In the midst of a litany of complaints by residents about water leaks, potholes and electricity problems, the Infrastructure Services Portfolio, responsible for the day-to-day maintenance and development of the municipality, only spent around 25% of their R589 434 000 capital.

Msunduzi Municipality chief financial officer (CFO) Nelisiwe Ngcobo presented the 2015/2016 mid-year budget performance review to the council’s executive committee (Exco) yesterday, saying she hoped for an improvement by the end of January.

Infrastructure Services held the highest unspent balance — 74,91% — among all the units in the municipality.

Ngcobo said although upgrades were taking place in the city, the council is still faced with the challenge of ageing infrastructure that needed to be addressed during the rest of the financial year.

She added that the performance on conditional grants expenditure needed to improve.

Ngcobo presented a summarised review to the executive committee yesterday however. A detailed mid-year budget review will be presented to Msunduzi’s full council today.

She added that revenue collections in the financial year to date were not high enough and that debtors fluctuated month to month.

Exco councillor Jabu Ngcobo said she was “disturbed” at the fact that the status of contract workers were not included in the mid-year budget review.

“I do not see anything on the absorption of contract workers. We want to see us at least beginning a process to absorb some of those contract workers following the recent incidents,” said the councillor.

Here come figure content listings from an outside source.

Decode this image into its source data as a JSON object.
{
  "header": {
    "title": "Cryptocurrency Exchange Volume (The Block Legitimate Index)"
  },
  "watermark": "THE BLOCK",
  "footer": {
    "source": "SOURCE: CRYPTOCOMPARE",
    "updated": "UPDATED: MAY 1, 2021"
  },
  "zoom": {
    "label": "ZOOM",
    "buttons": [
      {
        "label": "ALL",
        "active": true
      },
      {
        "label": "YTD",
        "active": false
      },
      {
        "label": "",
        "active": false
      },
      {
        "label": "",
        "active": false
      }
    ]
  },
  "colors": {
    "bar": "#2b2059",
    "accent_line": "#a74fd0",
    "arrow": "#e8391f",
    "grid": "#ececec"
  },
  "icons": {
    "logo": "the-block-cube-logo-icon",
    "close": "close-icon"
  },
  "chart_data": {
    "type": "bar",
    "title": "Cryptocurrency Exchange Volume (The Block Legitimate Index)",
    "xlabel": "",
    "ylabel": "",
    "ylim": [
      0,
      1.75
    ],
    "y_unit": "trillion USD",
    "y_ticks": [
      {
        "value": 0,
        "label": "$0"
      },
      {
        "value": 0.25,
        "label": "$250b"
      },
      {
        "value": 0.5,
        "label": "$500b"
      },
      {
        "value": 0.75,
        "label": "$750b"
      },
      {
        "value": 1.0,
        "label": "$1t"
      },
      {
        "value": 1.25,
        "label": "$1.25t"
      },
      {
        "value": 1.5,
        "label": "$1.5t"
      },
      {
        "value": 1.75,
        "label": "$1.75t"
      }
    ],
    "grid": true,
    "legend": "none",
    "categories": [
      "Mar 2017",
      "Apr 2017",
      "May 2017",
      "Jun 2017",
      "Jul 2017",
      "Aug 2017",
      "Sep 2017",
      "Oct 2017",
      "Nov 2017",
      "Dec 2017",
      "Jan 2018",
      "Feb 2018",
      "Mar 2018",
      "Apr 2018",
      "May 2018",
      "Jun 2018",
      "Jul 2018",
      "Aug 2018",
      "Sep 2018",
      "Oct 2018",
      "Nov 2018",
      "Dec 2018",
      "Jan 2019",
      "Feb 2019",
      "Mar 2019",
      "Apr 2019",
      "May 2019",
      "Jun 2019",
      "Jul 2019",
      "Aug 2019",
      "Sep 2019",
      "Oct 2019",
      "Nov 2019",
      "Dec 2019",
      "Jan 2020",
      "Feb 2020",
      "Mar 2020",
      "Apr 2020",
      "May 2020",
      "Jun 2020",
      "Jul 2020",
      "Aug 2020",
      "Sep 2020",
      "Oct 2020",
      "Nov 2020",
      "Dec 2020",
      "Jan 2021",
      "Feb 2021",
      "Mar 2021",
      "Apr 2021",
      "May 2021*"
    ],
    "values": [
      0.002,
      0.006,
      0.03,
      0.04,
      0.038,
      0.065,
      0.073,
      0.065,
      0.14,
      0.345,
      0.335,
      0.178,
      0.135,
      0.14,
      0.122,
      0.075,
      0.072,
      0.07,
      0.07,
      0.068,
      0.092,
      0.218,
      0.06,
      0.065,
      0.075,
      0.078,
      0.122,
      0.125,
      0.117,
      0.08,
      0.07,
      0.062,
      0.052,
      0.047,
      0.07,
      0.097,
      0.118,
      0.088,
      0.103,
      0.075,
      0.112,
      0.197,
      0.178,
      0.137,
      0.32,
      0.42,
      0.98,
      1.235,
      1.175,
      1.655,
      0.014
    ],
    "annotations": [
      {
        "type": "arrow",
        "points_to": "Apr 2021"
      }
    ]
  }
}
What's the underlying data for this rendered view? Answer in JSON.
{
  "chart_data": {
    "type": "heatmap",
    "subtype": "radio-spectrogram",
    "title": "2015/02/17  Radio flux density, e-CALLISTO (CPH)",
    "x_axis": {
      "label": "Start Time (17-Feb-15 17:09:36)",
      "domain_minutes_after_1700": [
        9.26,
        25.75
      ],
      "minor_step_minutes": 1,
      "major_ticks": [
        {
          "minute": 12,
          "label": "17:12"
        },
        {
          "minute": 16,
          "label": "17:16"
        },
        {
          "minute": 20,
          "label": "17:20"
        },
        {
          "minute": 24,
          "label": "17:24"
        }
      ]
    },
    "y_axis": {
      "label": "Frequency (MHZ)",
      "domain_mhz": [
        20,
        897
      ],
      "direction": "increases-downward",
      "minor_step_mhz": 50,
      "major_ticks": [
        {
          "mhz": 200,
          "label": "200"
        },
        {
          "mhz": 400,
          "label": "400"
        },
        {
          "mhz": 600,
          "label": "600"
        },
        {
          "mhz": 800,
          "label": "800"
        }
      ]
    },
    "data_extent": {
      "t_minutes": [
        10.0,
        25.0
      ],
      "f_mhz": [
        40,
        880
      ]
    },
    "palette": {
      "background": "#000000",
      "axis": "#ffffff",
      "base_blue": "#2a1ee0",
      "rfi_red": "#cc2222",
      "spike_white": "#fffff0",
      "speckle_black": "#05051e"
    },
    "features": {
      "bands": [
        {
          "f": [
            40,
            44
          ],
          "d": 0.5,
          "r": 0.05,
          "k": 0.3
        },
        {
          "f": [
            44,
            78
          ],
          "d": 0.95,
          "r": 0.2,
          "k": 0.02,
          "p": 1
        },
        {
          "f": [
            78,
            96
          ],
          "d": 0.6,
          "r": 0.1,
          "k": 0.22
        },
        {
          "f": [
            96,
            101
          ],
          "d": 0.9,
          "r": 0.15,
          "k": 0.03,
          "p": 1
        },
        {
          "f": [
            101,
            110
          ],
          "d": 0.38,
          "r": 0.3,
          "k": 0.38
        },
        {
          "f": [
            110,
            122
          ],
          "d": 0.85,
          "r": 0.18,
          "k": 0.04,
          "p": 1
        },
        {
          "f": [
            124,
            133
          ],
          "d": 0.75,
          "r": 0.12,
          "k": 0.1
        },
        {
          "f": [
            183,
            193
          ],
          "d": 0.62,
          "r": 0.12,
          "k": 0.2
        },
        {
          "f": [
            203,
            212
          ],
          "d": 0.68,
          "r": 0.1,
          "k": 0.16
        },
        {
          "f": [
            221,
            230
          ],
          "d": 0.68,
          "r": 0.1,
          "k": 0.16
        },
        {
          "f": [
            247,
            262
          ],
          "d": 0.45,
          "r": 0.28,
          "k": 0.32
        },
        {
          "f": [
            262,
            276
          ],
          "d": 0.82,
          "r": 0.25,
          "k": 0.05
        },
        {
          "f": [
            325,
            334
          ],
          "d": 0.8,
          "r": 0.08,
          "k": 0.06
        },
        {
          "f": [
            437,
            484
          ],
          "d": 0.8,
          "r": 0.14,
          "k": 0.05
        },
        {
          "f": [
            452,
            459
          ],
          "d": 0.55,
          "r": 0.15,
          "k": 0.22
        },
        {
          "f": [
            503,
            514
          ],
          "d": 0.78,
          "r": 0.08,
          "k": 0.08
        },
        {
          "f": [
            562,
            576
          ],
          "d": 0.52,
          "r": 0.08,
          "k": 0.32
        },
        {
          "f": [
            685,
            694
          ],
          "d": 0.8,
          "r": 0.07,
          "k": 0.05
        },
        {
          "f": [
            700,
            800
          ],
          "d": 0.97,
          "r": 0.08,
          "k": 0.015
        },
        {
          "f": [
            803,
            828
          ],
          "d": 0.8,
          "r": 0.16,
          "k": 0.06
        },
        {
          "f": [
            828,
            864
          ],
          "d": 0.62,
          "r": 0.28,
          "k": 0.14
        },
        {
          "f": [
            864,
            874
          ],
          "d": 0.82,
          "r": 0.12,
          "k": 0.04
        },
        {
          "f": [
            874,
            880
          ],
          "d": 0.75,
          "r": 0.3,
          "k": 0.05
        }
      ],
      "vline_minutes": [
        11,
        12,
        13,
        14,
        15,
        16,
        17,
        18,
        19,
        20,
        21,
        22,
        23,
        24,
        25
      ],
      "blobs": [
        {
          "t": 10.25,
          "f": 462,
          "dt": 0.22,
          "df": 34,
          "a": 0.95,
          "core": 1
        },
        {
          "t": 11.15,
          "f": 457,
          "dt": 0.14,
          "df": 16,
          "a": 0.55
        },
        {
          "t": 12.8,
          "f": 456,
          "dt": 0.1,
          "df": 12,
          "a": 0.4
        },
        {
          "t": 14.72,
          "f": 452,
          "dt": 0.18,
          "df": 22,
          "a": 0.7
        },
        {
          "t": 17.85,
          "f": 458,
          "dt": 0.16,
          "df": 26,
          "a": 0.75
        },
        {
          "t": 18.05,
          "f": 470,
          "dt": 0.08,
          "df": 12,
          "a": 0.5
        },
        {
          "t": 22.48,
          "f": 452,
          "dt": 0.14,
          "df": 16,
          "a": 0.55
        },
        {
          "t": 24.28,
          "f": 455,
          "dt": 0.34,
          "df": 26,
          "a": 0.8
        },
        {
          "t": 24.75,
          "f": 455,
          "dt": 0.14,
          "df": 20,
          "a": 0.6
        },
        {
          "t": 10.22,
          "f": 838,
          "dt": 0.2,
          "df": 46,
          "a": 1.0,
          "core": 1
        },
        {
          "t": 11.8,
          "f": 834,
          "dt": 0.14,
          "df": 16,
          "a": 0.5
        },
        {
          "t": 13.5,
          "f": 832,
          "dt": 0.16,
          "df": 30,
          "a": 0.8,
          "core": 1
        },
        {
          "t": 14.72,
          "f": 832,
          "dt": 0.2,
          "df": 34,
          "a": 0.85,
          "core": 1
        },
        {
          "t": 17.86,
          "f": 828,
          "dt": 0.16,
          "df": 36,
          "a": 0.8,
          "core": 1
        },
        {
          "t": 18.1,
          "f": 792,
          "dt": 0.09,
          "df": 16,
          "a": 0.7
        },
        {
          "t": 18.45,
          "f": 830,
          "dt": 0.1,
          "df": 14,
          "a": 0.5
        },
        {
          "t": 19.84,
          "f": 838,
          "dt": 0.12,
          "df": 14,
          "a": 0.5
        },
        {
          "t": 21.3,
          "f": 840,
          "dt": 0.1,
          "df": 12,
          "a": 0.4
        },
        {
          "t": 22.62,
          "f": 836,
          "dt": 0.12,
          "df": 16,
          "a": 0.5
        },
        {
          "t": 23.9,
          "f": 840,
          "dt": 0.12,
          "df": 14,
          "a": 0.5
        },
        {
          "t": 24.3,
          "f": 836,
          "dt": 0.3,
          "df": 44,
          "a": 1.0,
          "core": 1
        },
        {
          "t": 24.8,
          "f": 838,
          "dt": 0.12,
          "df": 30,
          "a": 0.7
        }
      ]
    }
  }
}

She said in light of recent strikes and news that some workers have been contracted to the municipality for more than nine years, the municipality needed to absorb “at least 20% of contract workers”.

Exco agreed to add the recommendation that funds should be made available for the absorption of some contract workers.

Fellow Exco member Judith Lawrence added that the council would need to increase their rates base as residents in areas such as Woodlands have no space to build houses.

“When people build houses, our rates base automatically increases. We need to look at that,” said Lawrence. However, CFO Ngcobo said the council had already began working on a project to increase the council’s rates base.

Ngcobo added that the council was struggling with revenue collection in the Vulindlela area.

“We have established that there are no points in Vulindlela for the residents there to pay their bills. We have started to set up satellite payment points at local shops in the area so that people could pay their bills there. This is only temporary until we set up our own offices in the area,” she said.

Council anticipated a R34-million collection from Vulindlela in this financial year, however, they missed the target dismally.

“Collection was at four percent when we took over the area and we are still sitting at around the same percentage now. Since there are no payment points in the area, the residents find it expensive and difficult to come into Pietermaritzburg to pay.”

Msunduzi Mayor Chris Ndlela said it was important for the city council to go to Vulindlela on a “massive campaign”.

“Notwithstanding poverty and unemployment in the area, there are other issues that need to be addressed there,” said Ndlela.